Researchers tested whether large language models (LLMs) actually carry out a sequence of steps when asked to do so, or just guess a plausible final answer. They built a controlled benchmark that gives a model a short algorithm written in plain language, two numbers as inputs, and asks the model to return the final numeric result. The goal was to separate true step-by-step execution from cases where a model arrives at a correct answer by shortcuts or luck.

The benchmark uses simple arithmetic only. Each example starts by setting S1 = x and S2 = y, then defines a sequence of intermediate variables S3, S4, ... by applying +, −, ×, or ÷ to earlier values. The model must follow the written steps exactly and return the last value rounded to three decimal places.
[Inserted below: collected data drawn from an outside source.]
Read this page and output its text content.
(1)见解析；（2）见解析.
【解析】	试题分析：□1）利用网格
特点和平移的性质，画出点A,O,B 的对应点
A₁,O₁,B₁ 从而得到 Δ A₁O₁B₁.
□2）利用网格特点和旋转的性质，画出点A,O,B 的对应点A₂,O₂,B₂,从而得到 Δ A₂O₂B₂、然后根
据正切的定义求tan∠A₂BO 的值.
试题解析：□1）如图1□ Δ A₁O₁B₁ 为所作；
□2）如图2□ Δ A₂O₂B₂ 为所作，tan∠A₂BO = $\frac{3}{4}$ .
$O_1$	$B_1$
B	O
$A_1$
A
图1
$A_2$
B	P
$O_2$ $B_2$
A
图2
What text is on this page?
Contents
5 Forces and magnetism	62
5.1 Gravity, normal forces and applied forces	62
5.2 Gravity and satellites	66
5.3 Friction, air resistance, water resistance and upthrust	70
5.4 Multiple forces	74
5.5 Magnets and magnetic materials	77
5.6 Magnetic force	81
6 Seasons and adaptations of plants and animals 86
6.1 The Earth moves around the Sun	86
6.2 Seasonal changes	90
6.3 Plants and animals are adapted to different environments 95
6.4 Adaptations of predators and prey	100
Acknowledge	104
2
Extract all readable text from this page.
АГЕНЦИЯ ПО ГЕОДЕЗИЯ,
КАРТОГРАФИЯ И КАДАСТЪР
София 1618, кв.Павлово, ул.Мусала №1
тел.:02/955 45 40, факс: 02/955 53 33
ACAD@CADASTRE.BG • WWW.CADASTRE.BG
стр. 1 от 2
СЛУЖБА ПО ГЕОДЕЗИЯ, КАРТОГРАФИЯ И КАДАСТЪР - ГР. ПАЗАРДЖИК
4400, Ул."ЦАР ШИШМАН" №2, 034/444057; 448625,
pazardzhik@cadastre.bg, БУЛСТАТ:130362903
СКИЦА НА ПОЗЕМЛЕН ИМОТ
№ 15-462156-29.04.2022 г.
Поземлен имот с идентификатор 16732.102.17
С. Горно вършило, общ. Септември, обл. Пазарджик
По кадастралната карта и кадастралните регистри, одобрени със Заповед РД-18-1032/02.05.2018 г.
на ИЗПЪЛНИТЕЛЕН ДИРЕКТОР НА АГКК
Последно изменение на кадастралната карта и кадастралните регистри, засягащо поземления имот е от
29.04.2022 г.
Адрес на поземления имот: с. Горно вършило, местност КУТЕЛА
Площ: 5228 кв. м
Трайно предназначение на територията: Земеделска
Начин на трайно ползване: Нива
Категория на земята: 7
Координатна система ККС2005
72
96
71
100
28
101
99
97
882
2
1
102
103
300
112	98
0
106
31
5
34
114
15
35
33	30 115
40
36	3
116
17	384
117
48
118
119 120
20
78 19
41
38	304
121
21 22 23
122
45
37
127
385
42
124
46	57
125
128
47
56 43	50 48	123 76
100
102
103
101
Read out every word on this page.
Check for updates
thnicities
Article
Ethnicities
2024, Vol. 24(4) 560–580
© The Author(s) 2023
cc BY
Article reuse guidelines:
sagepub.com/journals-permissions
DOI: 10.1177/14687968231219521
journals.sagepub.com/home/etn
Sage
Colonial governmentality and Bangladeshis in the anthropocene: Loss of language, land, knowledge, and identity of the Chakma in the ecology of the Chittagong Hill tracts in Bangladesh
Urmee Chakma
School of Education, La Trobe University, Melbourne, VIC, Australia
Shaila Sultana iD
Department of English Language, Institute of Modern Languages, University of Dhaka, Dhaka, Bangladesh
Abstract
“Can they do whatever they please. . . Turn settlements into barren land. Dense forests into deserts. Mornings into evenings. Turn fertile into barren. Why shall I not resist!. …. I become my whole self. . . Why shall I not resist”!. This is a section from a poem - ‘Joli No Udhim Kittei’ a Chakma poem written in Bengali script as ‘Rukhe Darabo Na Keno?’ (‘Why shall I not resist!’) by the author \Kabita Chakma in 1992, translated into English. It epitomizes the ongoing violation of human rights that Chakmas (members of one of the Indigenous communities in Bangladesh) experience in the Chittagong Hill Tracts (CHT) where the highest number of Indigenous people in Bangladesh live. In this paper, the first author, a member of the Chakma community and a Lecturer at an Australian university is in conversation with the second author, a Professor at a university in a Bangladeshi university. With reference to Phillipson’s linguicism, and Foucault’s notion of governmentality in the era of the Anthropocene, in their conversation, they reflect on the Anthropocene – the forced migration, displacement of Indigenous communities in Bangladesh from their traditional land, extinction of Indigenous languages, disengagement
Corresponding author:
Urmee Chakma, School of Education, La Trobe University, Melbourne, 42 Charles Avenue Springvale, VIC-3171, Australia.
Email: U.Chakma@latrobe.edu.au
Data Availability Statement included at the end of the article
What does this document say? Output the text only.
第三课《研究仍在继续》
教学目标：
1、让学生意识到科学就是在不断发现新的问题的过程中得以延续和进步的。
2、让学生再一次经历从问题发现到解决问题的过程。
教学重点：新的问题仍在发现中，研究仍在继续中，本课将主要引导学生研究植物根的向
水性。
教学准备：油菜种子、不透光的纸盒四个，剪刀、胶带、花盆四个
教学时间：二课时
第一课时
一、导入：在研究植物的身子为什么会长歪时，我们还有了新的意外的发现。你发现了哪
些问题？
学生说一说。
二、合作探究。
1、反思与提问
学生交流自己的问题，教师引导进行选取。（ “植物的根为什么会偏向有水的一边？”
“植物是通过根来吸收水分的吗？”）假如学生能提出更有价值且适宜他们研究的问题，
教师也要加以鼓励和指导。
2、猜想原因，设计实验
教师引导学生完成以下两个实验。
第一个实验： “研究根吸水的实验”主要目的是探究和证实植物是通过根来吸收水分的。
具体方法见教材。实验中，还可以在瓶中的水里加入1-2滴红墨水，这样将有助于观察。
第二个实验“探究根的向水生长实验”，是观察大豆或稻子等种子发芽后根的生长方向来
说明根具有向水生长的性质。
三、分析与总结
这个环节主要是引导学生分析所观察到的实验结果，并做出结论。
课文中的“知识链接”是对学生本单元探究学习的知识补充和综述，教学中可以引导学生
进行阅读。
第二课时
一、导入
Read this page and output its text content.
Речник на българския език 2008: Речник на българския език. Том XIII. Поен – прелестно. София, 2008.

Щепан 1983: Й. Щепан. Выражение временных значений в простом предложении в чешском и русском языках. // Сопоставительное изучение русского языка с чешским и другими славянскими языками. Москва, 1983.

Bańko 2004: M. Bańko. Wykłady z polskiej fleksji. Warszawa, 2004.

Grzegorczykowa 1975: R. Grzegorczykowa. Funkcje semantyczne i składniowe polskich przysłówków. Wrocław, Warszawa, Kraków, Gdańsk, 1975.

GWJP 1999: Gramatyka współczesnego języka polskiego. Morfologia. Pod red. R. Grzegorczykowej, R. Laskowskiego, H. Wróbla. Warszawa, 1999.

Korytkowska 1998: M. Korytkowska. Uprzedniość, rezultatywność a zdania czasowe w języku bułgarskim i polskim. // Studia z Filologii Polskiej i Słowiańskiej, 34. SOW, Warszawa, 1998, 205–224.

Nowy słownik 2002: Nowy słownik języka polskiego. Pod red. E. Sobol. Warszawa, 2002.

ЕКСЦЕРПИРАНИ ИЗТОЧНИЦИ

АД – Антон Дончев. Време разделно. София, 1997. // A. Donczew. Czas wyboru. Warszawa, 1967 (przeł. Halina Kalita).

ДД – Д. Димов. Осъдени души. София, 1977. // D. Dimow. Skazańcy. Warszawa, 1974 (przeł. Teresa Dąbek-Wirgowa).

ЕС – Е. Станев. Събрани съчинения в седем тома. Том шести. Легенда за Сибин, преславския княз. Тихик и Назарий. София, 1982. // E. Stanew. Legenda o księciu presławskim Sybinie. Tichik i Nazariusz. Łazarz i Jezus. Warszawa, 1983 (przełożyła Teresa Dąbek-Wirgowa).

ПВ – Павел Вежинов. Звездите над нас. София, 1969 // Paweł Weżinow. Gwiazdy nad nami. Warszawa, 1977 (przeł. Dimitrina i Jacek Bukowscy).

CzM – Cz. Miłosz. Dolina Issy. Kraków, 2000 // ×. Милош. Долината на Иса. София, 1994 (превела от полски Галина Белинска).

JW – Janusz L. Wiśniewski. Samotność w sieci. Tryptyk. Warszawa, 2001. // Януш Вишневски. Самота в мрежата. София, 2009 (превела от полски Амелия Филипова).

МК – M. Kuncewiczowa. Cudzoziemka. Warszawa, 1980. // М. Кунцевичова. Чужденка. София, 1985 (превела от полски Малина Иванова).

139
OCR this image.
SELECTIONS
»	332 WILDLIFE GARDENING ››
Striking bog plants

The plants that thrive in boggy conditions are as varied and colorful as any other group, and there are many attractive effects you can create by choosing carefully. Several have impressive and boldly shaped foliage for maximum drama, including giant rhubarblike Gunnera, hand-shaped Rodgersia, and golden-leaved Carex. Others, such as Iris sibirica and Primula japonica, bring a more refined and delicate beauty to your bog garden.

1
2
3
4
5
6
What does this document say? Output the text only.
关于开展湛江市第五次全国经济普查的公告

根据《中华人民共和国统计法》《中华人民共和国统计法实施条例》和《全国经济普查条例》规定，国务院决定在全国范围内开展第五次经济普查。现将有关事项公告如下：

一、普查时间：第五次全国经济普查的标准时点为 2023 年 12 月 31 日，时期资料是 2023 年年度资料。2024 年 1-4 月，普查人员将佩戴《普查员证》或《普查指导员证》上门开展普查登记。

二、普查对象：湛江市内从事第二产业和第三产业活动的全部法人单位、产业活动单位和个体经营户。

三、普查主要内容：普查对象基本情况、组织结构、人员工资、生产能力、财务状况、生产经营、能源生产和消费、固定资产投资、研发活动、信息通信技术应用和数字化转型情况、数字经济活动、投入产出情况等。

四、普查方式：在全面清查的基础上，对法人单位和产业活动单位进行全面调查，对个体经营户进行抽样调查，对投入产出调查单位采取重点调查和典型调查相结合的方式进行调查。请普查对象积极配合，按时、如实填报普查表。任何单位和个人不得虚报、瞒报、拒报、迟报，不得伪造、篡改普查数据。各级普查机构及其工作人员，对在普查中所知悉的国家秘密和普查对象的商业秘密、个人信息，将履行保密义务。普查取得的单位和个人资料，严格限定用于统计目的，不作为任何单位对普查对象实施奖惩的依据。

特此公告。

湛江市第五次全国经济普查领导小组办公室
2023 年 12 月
The authors varied how many steps the algorithm had (from 5 up to 95), how far back a step might need to read intermediate variables (they call this “look-back,” up to seven steps), the input ranges ([0,1], [1,10], [10,100]), and whether operations were mixed or all the same. They produced 55 datasets with 55,000 total examples and tested 14 different models.

The results show performance falls as procedures get longer or require retrieving older intermediate values. Average first-answer accuracy fell from 61% on 5-step procedures to 20% on 95-step procedures. Increasing look-back depth from one step to seven steps reduced accuracy by 18.43 percentage points. The authors also looked at execution traces, not just final answers, and found exact-step execution dropped from 70.88% to 46.84% while “under-execution” (stopping early or skipping steps) rose from 24.25% to 50.87%. Common failure modes included missing or premature answers, self-correction after an initial mistake, under-executed traces, and invented extra steps.

This matters because many real tasks require strict adherence to a sequence of actions. In settings such as precise calculations, rule-based decision making, or automated workflows, users expect the steps to be followed exactly. The study shows that a correct final answer can hide deeper problems: a model might give the right number while failing to track intermediate states or honoring the exact procedure.